These are the key concepts you need to understand to accurately answer the question.

Cross-Price Elasticity and Its Role
Cross-price elasticity examines how the demand for one product is affected by a change in the price of another product. In terms of our exercise, it is crucial because it helps understand the link between the price of sterile needles and the demand for drugs. When we say cross-price elasticity is low, it means that changing the price (or making sterile needles free) won't make a huge difference in how much drugs people consume. This allows public health officials to provide sterile needles without significantly increasing drug use.

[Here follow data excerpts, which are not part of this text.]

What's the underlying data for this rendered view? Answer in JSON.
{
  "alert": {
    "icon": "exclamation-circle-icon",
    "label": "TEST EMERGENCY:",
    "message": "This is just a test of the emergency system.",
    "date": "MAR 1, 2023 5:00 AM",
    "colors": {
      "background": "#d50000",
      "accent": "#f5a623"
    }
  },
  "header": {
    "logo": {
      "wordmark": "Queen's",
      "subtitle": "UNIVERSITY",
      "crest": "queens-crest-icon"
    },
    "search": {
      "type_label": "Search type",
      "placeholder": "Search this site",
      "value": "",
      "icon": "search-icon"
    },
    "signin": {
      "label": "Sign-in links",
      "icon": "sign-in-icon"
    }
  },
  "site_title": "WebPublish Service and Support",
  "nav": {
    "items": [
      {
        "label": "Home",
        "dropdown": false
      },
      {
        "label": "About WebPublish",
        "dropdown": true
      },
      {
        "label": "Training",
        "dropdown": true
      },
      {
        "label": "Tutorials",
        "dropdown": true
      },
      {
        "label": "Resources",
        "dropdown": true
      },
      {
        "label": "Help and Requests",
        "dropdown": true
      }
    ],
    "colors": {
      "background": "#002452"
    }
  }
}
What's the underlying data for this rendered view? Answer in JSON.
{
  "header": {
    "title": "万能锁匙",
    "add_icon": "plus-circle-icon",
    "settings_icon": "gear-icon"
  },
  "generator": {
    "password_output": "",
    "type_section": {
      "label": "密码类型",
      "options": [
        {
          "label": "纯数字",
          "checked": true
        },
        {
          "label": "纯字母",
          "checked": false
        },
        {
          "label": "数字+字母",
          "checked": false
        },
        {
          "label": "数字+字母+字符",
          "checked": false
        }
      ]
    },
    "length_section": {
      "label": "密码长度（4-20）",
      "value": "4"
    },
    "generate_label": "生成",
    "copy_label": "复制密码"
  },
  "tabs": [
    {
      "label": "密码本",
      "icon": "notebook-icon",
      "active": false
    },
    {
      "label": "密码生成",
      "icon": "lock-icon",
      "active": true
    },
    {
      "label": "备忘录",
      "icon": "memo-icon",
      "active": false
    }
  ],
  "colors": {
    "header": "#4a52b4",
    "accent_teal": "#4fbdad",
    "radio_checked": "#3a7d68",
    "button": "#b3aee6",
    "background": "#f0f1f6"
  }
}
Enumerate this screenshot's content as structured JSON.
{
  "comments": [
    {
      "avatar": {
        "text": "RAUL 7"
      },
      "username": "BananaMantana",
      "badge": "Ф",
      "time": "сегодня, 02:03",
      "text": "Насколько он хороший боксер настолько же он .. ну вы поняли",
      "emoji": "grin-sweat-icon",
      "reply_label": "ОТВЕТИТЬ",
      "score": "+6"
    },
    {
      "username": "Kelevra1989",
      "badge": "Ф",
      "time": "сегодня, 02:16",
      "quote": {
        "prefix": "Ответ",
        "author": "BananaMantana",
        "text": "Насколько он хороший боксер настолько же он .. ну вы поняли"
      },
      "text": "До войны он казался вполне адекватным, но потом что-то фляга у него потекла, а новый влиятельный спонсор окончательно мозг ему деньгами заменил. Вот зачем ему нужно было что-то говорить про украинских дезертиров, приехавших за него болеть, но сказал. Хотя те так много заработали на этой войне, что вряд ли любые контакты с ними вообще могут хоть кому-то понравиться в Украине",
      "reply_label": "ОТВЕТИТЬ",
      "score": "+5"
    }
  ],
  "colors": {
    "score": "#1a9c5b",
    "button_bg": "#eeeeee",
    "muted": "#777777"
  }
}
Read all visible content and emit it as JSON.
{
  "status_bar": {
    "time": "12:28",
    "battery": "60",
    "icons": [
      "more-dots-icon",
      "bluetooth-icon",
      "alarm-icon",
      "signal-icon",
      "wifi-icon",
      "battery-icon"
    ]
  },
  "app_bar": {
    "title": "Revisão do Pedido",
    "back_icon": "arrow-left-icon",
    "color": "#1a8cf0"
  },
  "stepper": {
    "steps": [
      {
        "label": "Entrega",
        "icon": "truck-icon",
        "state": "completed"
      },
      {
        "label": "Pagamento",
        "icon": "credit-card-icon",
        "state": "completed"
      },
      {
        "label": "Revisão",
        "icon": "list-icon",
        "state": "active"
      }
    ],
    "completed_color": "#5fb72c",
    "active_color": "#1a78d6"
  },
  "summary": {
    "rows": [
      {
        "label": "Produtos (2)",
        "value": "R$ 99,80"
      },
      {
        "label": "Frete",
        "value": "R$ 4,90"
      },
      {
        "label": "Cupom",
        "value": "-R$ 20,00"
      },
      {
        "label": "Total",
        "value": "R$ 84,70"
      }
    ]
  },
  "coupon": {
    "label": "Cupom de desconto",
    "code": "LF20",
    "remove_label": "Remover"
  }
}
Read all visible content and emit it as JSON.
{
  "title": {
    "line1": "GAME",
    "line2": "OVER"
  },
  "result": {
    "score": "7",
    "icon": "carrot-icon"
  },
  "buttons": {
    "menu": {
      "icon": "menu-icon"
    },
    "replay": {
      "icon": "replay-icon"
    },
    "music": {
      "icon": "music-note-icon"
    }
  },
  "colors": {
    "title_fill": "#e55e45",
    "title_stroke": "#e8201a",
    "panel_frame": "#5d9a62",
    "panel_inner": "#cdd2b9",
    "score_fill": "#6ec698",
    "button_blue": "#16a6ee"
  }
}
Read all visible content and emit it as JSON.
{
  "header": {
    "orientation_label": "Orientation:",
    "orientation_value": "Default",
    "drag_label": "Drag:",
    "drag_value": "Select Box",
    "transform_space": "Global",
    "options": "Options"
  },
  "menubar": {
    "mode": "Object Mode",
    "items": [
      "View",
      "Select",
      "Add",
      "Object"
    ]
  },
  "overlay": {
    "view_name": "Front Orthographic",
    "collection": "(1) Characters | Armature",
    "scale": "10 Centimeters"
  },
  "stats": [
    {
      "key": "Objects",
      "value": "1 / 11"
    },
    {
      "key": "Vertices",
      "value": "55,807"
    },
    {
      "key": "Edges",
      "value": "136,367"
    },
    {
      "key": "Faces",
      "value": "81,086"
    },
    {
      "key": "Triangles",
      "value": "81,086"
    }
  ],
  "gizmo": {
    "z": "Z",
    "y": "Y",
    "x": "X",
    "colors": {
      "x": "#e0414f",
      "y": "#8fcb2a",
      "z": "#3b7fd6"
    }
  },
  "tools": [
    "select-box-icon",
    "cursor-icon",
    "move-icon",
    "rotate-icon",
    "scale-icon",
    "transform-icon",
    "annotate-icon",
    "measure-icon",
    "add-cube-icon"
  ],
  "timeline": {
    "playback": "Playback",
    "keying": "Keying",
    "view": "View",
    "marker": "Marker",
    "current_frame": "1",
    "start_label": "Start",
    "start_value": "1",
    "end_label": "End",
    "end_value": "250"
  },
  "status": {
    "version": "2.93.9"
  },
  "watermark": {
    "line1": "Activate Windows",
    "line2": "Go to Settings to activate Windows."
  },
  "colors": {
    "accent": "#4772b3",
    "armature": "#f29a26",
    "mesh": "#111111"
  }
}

On the other hand, if cross-price elasticity is high, reducing the price of needles could lead people to buy more drugs, since they feel less risky about their health when using drugs. In essence, understanding cross-price elasticity helps in predicting user behavior and potential consequences of pricing policies.
Demand Responsiveness and Public Policy
Demand responsiveness, often referred to as the price elasticity of demand, indicates how much the demand for a product changes when its price changes. If demand is highly elastic (elasticity greater than 1), people will buy significantly more as the price drops. Applying this to sterile needles, if these are made free, demand could drastically rise, making it a potent public health tool.

Alternatively, if demand is inelastic (elasticity less than 1), even if needles become free, there might not be enough of an increase in their use to impact disease rates effectively. Therefore, policy-makers need to gauge this responsiveness to know if reducing the price of needles can effectively curb the spread of diseases like HIV/AIDS through shared needles.
Public Health Policy Implications
Public health policies, like distributing free sterile needles, revolve around balancing their potential benefits against unintended adverse effects. The primary goal is tackling issues such as the spread of HIV/AIDS while minimizing the possibility of encouraging drug use. When applied wisely, such policies can reduce health risks substantially, as fewer people share needles, lowering infection rates.

For a policy to be successful, it needs to consider both the direct impact (reducing disease spread) and indirect effects (possible increased drug use). Monitoring price elasticity and cross-price elasticity helps make informed decisions. Crafting a policy requires a delicate balance, making it vital for public health policymakers to assess the economic aspects of demand responsiveness.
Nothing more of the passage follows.